Let’s see how this one plays out: Martha Stewart made a paltry sum from the sale of stock on what appeared to be insider information, and she went to prison — albeit not Riker’s Island or anything. The SEC made it clear in that case that there was no trade too small to incur their wrath. So, let’s see what double standard they fall back on in this case:
Senate Majority Leader Bill Frist is facing questions from the Justice Department and the Securities and Exchange Commission about his sale of stock in his family’s hospital company one month before its price fell sharply.
The Tennessee lawmaker, who is the Senate’s top Republican and a likely candidate for president in 2008, ordered his portfolio managers in June to sell his family’s shares in HCA Inc., the nation’s largest hospital chain, which was founded by Frist’s father and brother.
A month later, the stock’s price dropped 9 percent in a single day because of a warning from the company about weakening earnings. Stockholders are not permitted to trade stock based on inside information; whether Frist possessed any appears to be at the heart of the probes.

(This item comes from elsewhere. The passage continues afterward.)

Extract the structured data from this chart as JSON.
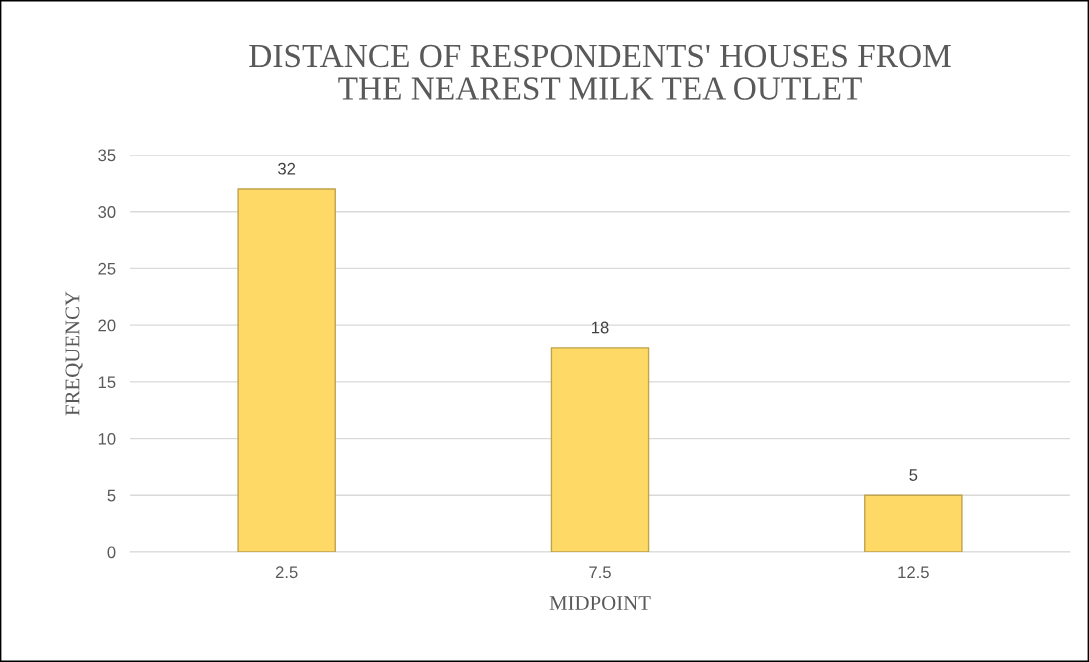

Perhaps, using the same powers he used in the Terri Schiavo case, he magically diagnosed the future stock position without examining it.
Update: love this quote in tomorrow’s Post:
“Democrats will try to make a lot out of this and pounce on whatever they can,” said Nicholas E. Calio, a former aide to both Presidents Bush. “To me, it’s inconceivable that he [Frist] would sell stock based on inside information. He doesn’t need the money.”
First off, Martha didn’t need the money, either. Second, all the of machinations of the Republican Congress are based on giving more money to people who don’t need it.